It is diffucult…
to read now
how it was then
The Great War is barely in the background. The fatal flu pandemic fills the void, concentrating on the young and healthy. This weird little book is brought into the world the same month as the Munich Beer Hall Putsch, Hitler’s first major drive to seize control. Among artists and writers, the urge for renewal is gaining ground in the aftermath of monstrous destruction, in the bud of worse to come. It is boggling that so much hearty artistic innovation has commenced to proliferate and thrive. Do or die. Those who can, do. Even the wreckage of Europe is tempting to the young, contrary, creative, and restless. One American writer stays put, finishes school, starts a medical practice. One American writer sticks around to catch the babies.

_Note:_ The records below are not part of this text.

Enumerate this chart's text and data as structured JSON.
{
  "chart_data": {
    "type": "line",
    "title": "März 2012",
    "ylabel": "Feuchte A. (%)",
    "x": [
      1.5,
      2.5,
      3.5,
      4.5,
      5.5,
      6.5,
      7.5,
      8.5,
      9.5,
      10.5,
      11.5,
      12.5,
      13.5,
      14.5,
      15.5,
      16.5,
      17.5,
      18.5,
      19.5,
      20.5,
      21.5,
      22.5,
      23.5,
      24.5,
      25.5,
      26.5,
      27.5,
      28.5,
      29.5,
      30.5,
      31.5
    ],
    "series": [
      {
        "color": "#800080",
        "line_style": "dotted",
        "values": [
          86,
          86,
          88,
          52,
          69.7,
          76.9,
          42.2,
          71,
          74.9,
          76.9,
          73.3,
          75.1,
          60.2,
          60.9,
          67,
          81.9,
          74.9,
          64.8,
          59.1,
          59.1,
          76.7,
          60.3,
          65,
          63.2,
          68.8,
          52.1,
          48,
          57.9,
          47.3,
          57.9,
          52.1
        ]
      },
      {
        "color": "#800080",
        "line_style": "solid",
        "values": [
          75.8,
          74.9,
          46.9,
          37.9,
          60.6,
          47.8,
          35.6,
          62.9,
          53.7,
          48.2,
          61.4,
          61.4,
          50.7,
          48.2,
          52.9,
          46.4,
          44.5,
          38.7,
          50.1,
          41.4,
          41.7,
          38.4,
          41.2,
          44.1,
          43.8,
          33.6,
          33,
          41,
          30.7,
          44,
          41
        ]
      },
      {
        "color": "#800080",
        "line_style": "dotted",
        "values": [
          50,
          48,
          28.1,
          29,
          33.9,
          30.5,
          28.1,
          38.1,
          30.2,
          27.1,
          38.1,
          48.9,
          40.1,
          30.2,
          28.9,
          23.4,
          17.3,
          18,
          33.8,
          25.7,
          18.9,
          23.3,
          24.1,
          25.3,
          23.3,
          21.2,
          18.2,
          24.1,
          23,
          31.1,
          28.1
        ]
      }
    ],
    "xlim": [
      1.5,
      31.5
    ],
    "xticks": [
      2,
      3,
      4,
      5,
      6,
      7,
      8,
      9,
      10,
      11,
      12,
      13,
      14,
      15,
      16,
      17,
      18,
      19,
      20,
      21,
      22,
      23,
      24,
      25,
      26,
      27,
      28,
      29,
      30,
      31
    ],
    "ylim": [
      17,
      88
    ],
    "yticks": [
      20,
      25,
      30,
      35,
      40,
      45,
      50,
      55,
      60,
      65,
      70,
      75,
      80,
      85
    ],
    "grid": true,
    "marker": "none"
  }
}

William Carlos Williams wrote this in 1923, meaning that the establishment ignored the obvious and instead they gave Hitler another sixteen years to assemble his death machine. The poet already knew what needed to be done – globally and locally. You know what happened globally. In Paterson, NJ, Dr. Williams went on to catch some 40,000 babies and to compose some of America’s most beautiful and most enduring poems.
* The two most famous sections of Spring and All are poems I and XXII. The former, which opens “By the road to the contagious hospital”, is commonly known by the title “Spring and All”, and the latter is generally known as “The Red Wheelbarrow”. – Wikipedia
(Ed. note: Wikipedia don’t know that a concluding punctuation mark belongs inside the end quotes, but they are much more thorough and determined researchers than us, so we let it go!)